Shared Responsibility and Individual Accountability - Planning the First Days of School

What an experience! The institutes in Hawaii in June and early July were packed full of enthusiastic and thoughtful educators. It was wonderful!

During the two day teacher institute Sandra Herbst and I focused our sharing on ways to involve students deeply in the assessment process so as to promote engagement and learning.  During the leaders institute we focused on indicators of application – what does it look like when adults involve students in every aspect of their learning by thoughtfully using assessment in the service of learning.

We made lots of connections to the beginning days of school and yet, as I was traveling home and thinking about schools starting in early August, I thought that this post might be particularly timely.

After all, clear expectations for behaviors help everyone. Students come to understand what is expected by both their peers and by the adults in the classroom. When students help establish the expectations, they understand and are more likely to act responsibly within the agreed upon limits. The first days of school are the ideal time to work together – in fact, the first hours of school are the best!

Consider these steps:

1.     Explain to students that communities that work well together have agreed upon ways to get things done, to get along with one another, and to take care of one another. Because we are a new community, we are going to work together to define the way our classroom community is going to operate.

2.     Ask the students to individually note a couple of ideas of things they think are important. Ask students if anyone has ideas they will share with the larger group. Record all ideas. Start a list on chart paper – large enough so everyone can see.

3.     Then arrange students into groups of three or four. Ask the groups to think about what else is important so they will feel valued and respected. Ask for someone in each group to make some notes so they can remember the ideas from their discussion. 

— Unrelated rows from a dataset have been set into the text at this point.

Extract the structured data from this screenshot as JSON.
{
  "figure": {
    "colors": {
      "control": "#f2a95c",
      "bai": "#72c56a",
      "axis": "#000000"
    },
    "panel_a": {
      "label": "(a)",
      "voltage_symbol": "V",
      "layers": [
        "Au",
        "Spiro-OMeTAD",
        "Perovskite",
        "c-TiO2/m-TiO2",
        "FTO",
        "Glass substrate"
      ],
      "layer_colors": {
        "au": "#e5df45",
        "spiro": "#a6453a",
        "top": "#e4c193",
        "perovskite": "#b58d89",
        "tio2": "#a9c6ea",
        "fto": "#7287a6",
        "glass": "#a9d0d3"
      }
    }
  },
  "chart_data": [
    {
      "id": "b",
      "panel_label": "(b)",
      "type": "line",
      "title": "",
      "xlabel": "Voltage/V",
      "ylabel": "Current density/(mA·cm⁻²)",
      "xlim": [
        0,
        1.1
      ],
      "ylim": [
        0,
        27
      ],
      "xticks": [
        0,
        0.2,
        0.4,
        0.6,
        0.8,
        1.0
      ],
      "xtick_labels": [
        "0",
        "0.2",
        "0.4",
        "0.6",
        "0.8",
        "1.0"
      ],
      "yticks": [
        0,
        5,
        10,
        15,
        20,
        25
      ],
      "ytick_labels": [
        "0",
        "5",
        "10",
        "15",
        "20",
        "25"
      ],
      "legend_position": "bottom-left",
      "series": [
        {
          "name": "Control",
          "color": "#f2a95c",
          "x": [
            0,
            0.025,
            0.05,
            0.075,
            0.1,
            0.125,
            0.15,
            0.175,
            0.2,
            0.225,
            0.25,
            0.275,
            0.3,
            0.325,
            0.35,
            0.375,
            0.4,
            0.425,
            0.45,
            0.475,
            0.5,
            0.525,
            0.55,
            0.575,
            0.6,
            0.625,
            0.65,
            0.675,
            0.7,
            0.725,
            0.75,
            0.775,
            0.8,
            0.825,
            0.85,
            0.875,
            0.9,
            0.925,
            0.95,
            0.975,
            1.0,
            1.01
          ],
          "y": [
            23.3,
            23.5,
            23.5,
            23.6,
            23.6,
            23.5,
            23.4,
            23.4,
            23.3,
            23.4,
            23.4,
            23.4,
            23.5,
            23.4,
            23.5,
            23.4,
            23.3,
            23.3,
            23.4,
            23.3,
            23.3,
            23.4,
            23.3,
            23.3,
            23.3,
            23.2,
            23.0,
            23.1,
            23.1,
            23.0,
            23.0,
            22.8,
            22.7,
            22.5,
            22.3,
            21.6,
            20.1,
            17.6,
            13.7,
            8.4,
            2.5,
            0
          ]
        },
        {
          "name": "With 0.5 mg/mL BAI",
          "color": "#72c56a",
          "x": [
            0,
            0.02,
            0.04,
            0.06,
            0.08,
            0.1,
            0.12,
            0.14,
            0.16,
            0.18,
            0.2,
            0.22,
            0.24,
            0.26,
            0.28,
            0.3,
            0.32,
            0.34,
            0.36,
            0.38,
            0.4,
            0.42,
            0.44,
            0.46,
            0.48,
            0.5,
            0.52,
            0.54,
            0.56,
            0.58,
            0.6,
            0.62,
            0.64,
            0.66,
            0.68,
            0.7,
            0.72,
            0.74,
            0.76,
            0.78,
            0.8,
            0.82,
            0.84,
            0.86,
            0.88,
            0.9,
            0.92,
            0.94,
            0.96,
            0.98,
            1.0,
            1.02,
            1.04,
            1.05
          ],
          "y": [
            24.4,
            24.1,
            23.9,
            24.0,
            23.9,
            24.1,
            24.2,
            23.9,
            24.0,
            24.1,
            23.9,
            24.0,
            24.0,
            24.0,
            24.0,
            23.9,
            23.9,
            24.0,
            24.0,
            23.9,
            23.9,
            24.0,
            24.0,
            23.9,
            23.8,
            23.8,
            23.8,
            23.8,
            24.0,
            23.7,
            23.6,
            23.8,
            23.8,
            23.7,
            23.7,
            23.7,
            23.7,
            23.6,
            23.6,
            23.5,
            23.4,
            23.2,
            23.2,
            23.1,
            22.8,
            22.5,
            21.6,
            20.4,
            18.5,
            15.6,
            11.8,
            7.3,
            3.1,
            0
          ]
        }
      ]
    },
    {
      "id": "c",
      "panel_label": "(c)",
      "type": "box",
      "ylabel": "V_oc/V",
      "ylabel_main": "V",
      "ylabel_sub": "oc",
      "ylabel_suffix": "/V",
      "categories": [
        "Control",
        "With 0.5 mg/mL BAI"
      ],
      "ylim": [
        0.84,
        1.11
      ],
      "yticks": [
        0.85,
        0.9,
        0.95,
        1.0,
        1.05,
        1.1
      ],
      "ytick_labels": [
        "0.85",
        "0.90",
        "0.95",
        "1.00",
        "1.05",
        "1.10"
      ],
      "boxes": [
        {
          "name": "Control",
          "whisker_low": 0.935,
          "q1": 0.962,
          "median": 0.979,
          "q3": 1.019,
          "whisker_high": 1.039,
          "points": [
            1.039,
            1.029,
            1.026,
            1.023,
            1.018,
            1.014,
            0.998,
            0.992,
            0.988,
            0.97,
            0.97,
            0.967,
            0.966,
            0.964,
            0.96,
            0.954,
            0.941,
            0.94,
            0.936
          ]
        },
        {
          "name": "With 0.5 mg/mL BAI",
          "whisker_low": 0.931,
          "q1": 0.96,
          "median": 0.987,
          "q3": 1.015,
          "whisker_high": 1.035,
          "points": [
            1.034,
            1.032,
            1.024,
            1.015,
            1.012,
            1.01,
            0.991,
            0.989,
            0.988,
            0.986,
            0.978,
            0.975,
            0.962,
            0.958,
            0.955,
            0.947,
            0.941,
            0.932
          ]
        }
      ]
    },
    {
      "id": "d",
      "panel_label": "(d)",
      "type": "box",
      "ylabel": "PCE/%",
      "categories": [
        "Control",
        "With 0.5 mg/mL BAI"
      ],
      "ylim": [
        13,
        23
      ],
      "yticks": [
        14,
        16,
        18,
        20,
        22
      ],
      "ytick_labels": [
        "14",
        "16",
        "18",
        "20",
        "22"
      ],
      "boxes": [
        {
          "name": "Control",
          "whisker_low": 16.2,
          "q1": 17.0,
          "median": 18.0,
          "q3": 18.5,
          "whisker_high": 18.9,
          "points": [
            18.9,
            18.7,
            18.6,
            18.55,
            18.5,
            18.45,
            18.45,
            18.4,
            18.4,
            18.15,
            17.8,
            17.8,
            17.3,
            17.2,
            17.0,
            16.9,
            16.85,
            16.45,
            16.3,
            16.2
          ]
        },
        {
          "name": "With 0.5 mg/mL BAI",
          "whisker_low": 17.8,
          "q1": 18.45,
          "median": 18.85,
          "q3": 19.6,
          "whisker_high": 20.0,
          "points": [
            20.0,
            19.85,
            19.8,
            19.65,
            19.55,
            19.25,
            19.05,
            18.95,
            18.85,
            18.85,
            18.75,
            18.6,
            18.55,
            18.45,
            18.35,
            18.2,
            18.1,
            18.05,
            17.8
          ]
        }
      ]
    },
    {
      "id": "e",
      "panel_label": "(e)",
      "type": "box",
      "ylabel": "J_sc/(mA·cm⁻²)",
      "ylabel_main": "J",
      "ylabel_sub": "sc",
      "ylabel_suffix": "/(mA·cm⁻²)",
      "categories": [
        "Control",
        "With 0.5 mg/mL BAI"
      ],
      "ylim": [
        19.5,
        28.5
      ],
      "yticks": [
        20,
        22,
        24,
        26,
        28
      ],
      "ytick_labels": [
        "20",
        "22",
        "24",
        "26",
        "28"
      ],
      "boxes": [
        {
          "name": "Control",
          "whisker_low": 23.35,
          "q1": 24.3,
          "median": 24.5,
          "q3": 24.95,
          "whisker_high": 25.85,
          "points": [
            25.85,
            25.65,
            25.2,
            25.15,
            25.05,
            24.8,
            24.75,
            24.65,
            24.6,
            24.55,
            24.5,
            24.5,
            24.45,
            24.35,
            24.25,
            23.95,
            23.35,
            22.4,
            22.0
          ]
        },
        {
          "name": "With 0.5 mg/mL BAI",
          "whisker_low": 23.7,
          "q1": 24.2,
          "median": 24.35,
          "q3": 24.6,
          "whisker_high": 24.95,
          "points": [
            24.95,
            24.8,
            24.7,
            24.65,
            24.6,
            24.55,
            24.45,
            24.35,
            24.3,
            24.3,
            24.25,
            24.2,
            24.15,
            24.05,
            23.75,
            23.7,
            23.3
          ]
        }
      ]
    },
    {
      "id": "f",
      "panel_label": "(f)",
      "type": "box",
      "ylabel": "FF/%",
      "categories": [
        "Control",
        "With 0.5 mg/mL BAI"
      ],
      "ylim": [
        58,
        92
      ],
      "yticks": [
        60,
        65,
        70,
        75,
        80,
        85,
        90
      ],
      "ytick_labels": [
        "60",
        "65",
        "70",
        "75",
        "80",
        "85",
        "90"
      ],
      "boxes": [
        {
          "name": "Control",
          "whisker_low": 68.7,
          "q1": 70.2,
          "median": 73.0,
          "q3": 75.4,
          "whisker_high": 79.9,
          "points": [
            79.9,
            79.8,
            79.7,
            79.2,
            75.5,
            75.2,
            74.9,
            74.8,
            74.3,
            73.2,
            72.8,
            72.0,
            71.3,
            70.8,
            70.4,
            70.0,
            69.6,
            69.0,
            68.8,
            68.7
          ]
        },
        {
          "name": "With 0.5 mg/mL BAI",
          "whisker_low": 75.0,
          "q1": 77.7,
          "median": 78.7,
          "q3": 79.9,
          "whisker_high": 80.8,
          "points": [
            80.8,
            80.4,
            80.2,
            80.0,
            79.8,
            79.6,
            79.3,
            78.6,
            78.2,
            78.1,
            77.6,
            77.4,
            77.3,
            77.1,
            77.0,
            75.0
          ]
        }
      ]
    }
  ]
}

4.     Every few minutes, ask the groups to share the ideas that are surfacing. Record the ideas on the chart paper. If an idea surfaces that initially makes no sense to you, ask about it. “Tell me more about why this is an important idea for you and your group.” Often the elaboration surfaces more than one idea. Record all the ideas. Be careful not to dismiss any idea. It is better to have duplicates at this point than to convey to a student that their thoughts ‘don’t matter.’

5.     Continue this process until all ideas have been surfaced and recorded. Don’t worry about letting this process continue over the first few days of school. Sometimes it takes that long to get everything surfaced. Every interaction that occurs in the community is potentially a source of ideas to debrief with the class. Interactions that both ‘work’ and ‘don’t work’ are equally valuable.

6.     Once all the ideas have been surfaced, it is time to group and sort them. A powerful process is to cut the ideas recorded on the chart paper into strips – one idea per strip. Have students each take one or two strips.  Each student is to find other students with strips that say similar things.  Once all the strips have been grouped, it is time to identify the ‘big idea’ that captures the strips in each group.  Then post the T-chart for all to see.

7.     Every hour or so, for the first few weeks, pause the class in session and ask them to consider each of the ideas on the chart. What evidence do they have that they are being a good member of the community? Do this frequently. It is important to prevent problems from occurring. If problems do occur then return to the list. What else do we need to add to our list so our classroom community doesn’t have this kind of problem again? Regularly ask students to reflect on the way the community is working.  Ask the students to write in their journals, post on the class bulletin board, and debrief during class meetings.

The classroom expectations, in this way, become gradually woven into the fabric of classroom interactions. Part of developing a community of learners is having everyone take responsibility for their actions. This process helps teachers and students build a safety net within which everyone can make positive decisions and become individually accountable for their actions.